Albarelli, Juliana Q., Santos, Diego T., Ensinas, Adriano V., Maréchal, François, Cocero, María J., Meireles, M. Angela A.
Journal of cleaner production 2018
bagasse, biomass, biorefining, carbon dioxide, environmental assessment, ethanol, fuel production, gasification, heat, lipids, microalgae, natural gas, proteins, solvents, sugarcane juice, supercritical fluid extraction
This study presents a thermoeconomic and environmental assessment of the extraction of lipids and proteins from wet microalgal biomass in a 3G biorefinery by two different technologies: supercritical fluid extraction (SFE) and low-pressure solvent extraction (LPSE). Simulation tools were used to study a sugarcane biorefinery producing ethanol from sugarcane juice (1G) and bagasse (2G); the microalgal growth in an open pond; and the processing of microalgal biomass into lipids, proteins and synthetic natural gas (SNG). Supercritical water gasification (SCWG) of microalgal biomass enables an increase in biofuel production of 10.2% MJ when no extraction process is considered and of 1.9% MJ when LPSE is considered.
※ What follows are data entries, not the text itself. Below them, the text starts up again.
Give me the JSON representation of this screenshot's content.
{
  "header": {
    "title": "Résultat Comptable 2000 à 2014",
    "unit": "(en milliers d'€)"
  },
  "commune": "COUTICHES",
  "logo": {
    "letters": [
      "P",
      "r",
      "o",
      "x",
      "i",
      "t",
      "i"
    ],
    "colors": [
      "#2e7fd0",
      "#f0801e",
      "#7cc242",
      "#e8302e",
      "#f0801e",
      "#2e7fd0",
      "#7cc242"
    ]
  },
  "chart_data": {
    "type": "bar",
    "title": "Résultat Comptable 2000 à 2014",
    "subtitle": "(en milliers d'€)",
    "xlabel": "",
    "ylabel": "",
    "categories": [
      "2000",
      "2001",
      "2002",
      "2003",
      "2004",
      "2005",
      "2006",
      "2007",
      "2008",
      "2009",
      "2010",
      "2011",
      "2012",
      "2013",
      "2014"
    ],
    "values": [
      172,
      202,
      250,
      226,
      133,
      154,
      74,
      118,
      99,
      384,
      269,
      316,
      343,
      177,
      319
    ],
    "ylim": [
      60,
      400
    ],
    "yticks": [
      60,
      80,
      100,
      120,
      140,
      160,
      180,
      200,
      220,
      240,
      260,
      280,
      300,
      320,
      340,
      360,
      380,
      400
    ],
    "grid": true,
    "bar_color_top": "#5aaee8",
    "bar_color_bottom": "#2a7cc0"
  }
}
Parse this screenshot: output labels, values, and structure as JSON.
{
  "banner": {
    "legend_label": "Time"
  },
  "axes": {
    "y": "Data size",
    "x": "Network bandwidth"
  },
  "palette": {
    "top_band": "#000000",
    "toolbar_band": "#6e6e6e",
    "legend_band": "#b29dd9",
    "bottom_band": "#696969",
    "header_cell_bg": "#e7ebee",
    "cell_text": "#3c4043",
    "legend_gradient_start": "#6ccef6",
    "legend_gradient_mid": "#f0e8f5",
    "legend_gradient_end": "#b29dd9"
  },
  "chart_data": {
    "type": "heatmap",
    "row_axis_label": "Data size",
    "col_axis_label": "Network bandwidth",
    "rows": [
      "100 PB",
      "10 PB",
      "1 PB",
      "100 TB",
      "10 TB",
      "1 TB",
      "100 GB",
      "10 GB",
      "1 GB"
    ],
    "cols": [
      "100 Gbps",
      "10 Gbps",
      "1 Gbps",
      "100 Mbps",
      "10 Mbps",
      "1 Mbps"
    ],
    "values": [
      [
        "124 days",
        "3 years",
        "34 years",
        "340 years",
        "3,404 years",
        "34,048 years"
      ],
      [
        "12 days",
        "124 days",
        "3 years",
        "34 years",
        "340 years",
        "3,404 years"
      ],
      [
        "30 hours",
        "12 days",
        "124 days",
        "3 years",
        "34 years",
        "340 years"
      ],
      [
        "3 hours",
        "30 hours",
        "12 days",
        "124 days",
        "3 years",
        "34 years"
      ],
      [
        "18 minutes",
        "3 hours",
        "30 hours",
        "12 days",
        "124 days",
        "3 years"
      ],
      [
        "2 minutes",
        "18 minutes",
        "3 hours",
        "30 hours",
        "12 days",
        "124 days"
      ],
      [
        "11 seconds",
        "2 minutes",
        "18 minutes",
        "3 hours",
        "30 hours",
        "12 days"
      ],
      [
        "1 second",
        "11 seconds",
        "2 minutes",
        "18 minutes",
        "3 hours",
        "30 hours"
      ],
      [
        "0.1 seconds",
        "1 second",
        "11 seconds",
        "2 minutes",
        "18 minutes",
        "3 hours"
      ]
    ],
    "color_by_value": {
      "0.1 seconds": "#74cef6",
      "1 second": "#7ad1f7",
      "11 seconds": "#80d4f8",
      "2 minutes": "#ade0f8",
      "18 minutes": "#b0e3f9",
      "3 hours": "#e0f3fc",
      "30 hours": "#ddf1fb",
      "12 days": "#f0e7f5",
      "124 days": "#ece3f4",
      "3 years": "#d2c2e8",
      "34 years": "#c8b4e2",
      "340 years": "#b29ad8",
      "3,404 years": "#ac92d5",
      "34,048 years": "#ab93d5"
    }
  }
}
The heat demand of the proposed biorefinery with LPSE was increased by 87.8% compared with the demand of the sugarcane biorefinery without microalgal growth and processing. When the SFE process is considered, the heat demand of the overall process increased 3.2 times. SFE for wet microalgae processing is not economically attractive, as it increases the total investment by 71%. The CO2 flow used in the SFE process demonstrated to be a key factor in the thermoeconomic viability of the process. Regarding the wet processing of microalgae prior to SCWG, the best alternative studied was the use of LPSE technology.